Andrew brought up another candidate for what actually stopped the bad indexing: we disallowed Special:BannerLoader in robots.txt.

This could also be considered cloaking, however.

! In T137761, @awight wrote:
As best as I can represent it, the argument for reverting the change is that Google might be penalizing us for "cloaking" our pages

It would be weird for Google to implement a feature and then penalize web-masters for using it. My rationale was simpler: voodoo code (code which is believed to do something but doesn't do anything) is worse than useless, because it's misleading. It's hard to reason about how Google will interact with our site, so it's important not to make it even harder by multiplying entities and variables beyond necessity.
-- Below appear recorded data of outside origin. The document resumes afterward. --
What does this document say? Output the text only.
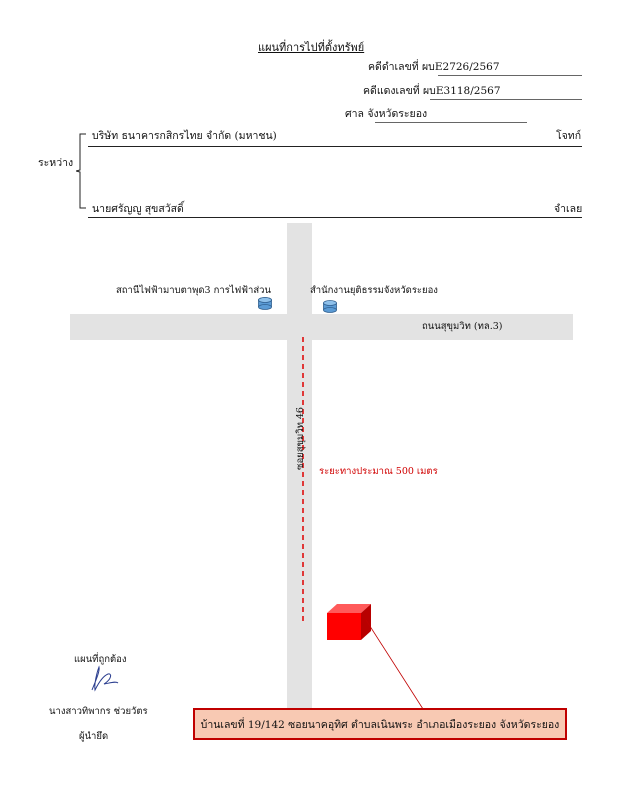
แผนที่การไปที่ตั้งทรัพย์
คดีดำเลขที่ ผบE2726/2567
คดีแดงเลขที่ ผบE3118/2567
ศาล จังหวัดระยอง
ระหว่าง
บริษัท ธนาคารกสิกรไทย จำกัด (มหาชน)	โจทก์
นายศรัญญู สุขสวัสดิ์	จำเลย
สถานีไฟฟ้ามาบตาพุด3 การไฟฟ้าส่วน	สำนักงานยุติธรรมจังหวัดระยอง
ถนนสุขุมวิท (ทล.3)
ซอยสุขุมวิท 46
ระยะทางประมาณ 500 เมตร
บ้านเลขที่ 19/142 ซอยนาคอุทิศ ตำบลเนินพระ อำเภอเมืองระยอง จังหวัดระยอง
แผนที่ถูกต้อง
นางสาวทิพากร ช่วยวัตร
ผู้นำยึด
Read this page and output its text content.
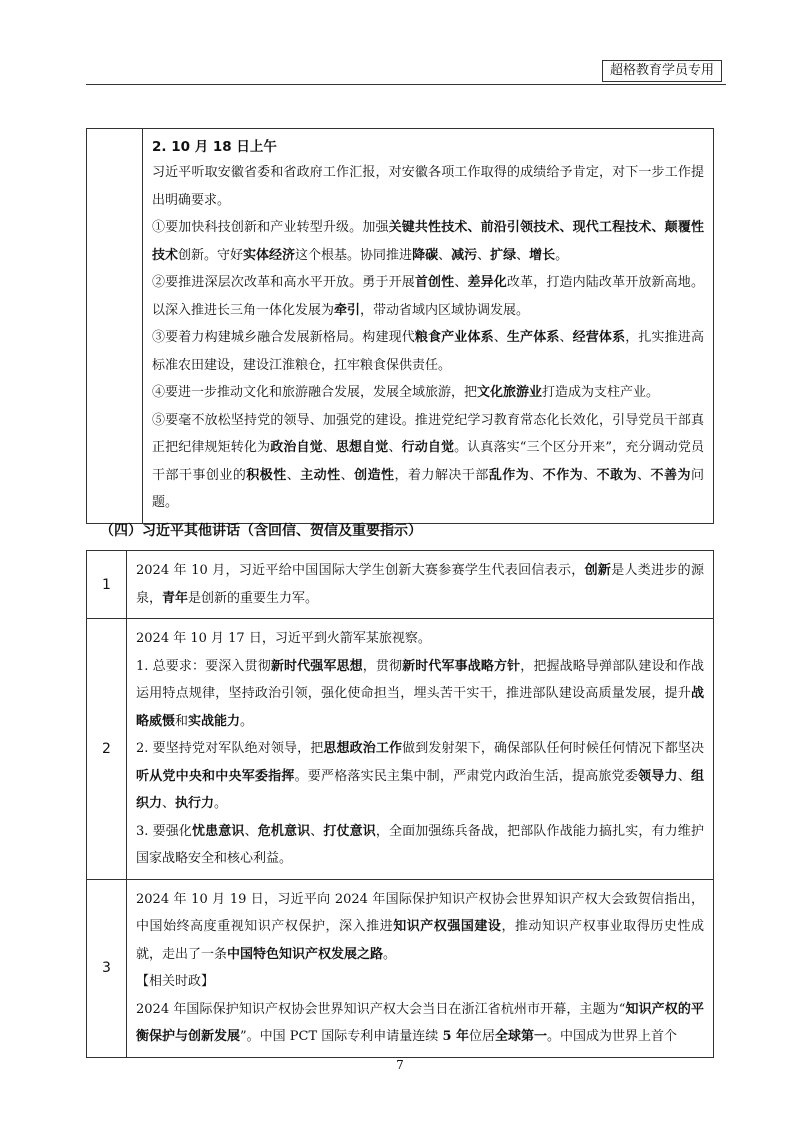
超格教育学员专用

2. 10 月 18 日上午

习近平听取安徽省委和省政府工作汇报，对安徽各项工作取得的成绩给予肯定，对下一步工作提出明确要求。

①要加快科技创新和产业转型升级。加强关键共性技术、前沿引领技术、现代工程技术、颠覆性技术创新。守好实体经济这个根基。协同推进降碳、减污、扩绿、增长。

②要推进深层次改革和高水平开放。勇于开展首创性、差异化改革，打造内陆改革开放新高地。以深入推进长三角一体化发展为牵引，带动省域内区域协调发展。

③要着力构建城乡融合发展新格局。构建现代粮食产业体系、生产体系、经营体系，扎实推进高标准农田建设，建设江淮粮仓，扛牢粮食保供责任。

④要进一步推动文化和旅游融合发展，发展全域旅游，把文化旅游业打造成为支柱产业。

⑤要毫不放松坚持党的领导、加强党的建设。推进党纪学习教育常态化长效化，引导党员干部真正把纪律规矩转化为政治自觉、思想自觉、行动自觉。认真落实“三个区分开来”，充分调动党员干部干事创业的积极性、主动性、创造性，着力解决干部乱作为、不作为、不敢为、不善为问题。

（四）习近平其他讲话（含回信、贺信及重要指示）
1	2024 年 10 月，习近平给中国国际大学生创新大赛参赛学生代表回信表示，创新是人类进步的源泉，青年是创新的重要生力军。

2	2024 年 10 月 17 日，习近平到火箭军某旅视察。

1. 总要求：要深入贯彻新时代强军思想，贯彻新时代军事战略方针，把握战略导弹部队建设和作战运用特点规律，坚持政治引领，强化使命担当，埋头苦干实干，推进部队建设高质量发展，提升战略威慑和实战能力。

2. 要坚持党对军队绝对领导，把思想政治工作做到发射架下，确保部队任何时候任何情况下都坚决听从党中央和中央军委指挥。要严格落实民主集中制，严肃党内政治生活，提高旅党委领导力、组织力、执行力。

3. 要强化忧患意识、危机意识、打仗意识，全面加强练兵备战，把部队作战能力搞扎实，有力维护国家战略安全和核心利益。

3	2024 年 10 月 19 日，习近平向 2024 年国际保护知识产权协会世界知识产权大会致贺信指出，中国始终高度重视知识产权保护，深入推进知识产权强国建设，推动知识产权事业取得历史性成就，走出了一条中国特色知识产权发展之路。

【相关时政】

2024 年国际保护知识产权协会世界知识产权大会当日在浙江省杭州市开幕，主题为“知识产权的平衡保护与创新发展”。中国 PCT 国际专利申请量连续 5 年位居全球第一。中国成为世界上首个

7
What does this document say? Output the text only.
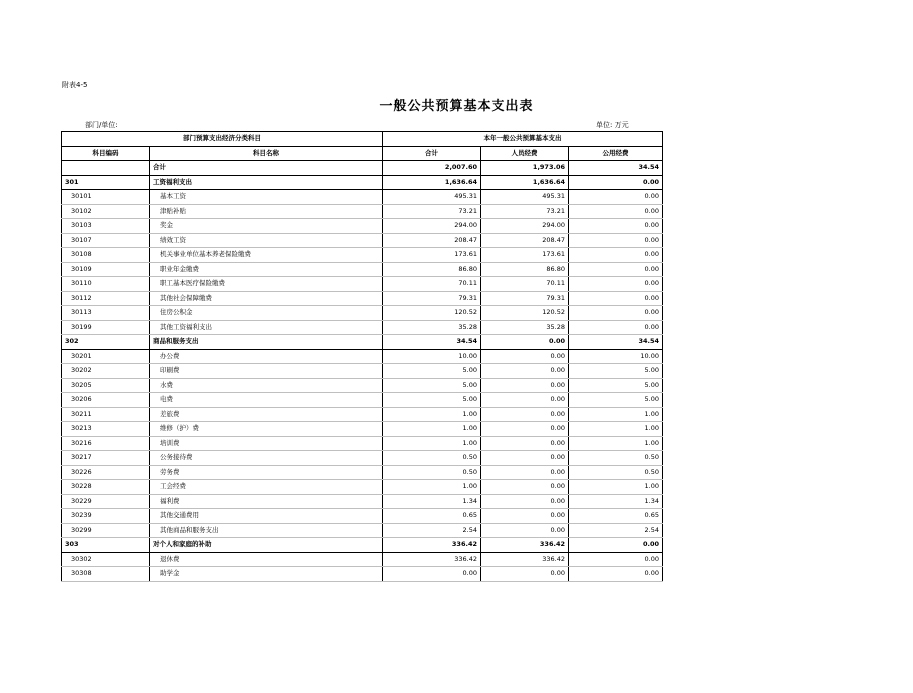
附表4-5
一般公共预算基本支出表
部门/单位:	单位: 万元
部门预算支出经济分类科目		本年一般公共预算基本支出		
科目编码	科目名称	合计	人员经费	公用经费
	合计	2,007.60	1,973.06	34.54
301	工资福利支出	1,636.64	1,636.64	0.00
30101	基本工资	495.31	495.31	0.00
30102	津贴补贴	73.21	73.21	0.00
30103	奖金	294.00	294.00	0.00
30107	绩效工资	208.47	208.47	0.00
30108	机关事业单位基本养老保险缴费	173.61	173.61	0.00
30109	职业年金缴费	86.80	86.80	0.00
30110	职工基本医疗保险缴费	70.11	70.11	0.00
30112	其他社会保障缴费	79.31	79.31	0.00
30113	住房公积金	120.52	120.52	0.00
30199	其他工资福利支出	35.28	35.28	0.00
302	商品和服务支出	34.54	0.00	34.54
30201	办公费	10.00	0.00	10.00
30202	印刷费	5.00	0.00	5.00
30205	水费	5.00	0.00	5.00
30206	电费	5.00	0.00	5.00
30211	差旅费	1.00	0.00	1.00
30213	维修（护）费	1.00	0.00	1.00
30216	培训费	1.00	0.00	1.00
30217	公务接待费	0.50	0.00	0.50
30226	劳务费	0.50	0.00	0.50
30228	工会经费	1.00	0.00	1.00
30229	福利费	1.34	0.00	1.34
30239	其他交通费用	0.65	0.00	0.65
30299	其他商品和服务支出	2.54	0.00	2.54
303	对个人和家庭的补助	336.42	336.42	0.00
30302	退休费	336.42	336.42	0.00
30308	助学金	0.00	0.00	0.00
Change 293911 merged by jenkins-bot:
Revert "Prevent Google indexing of the CentralNotice div"

https://gerrit.wikimedia.org/r/293911

Is this deploy slot doable: Thursday 2016-07-07 4-5 pm PDF, in the evening SWAT deploy?

The 48-hour monitor period runs into a weekend...

This was deployed on Wednesday, July 13. I think Fundraising banners have been up relatively consistently since then...? Here are a few searches on Google Israel.. So far, looks good! I don't see any evidence of banners getting into search result summaries.

https://www.google.co.il/#q=%D7%97%D7%AA%D7%95%D7%9C+wikipedia
https://www.google.co.il/#q=pokemon+wikipedia
https://www.google.co.il/#q=%D7%99%D7%A9%D7%A8%D7%90%D7%9C+wikipedia

DStrine set the point value for this task to 1.Jul 20 2016, 10:42 PM

I ran the following search on Google Brazil, with no results. English WP is running Wiki Loves Rio there.

site:en.wikipedia.org cats "upload photos of the olympics"

So this seems safe to close! Yay!!!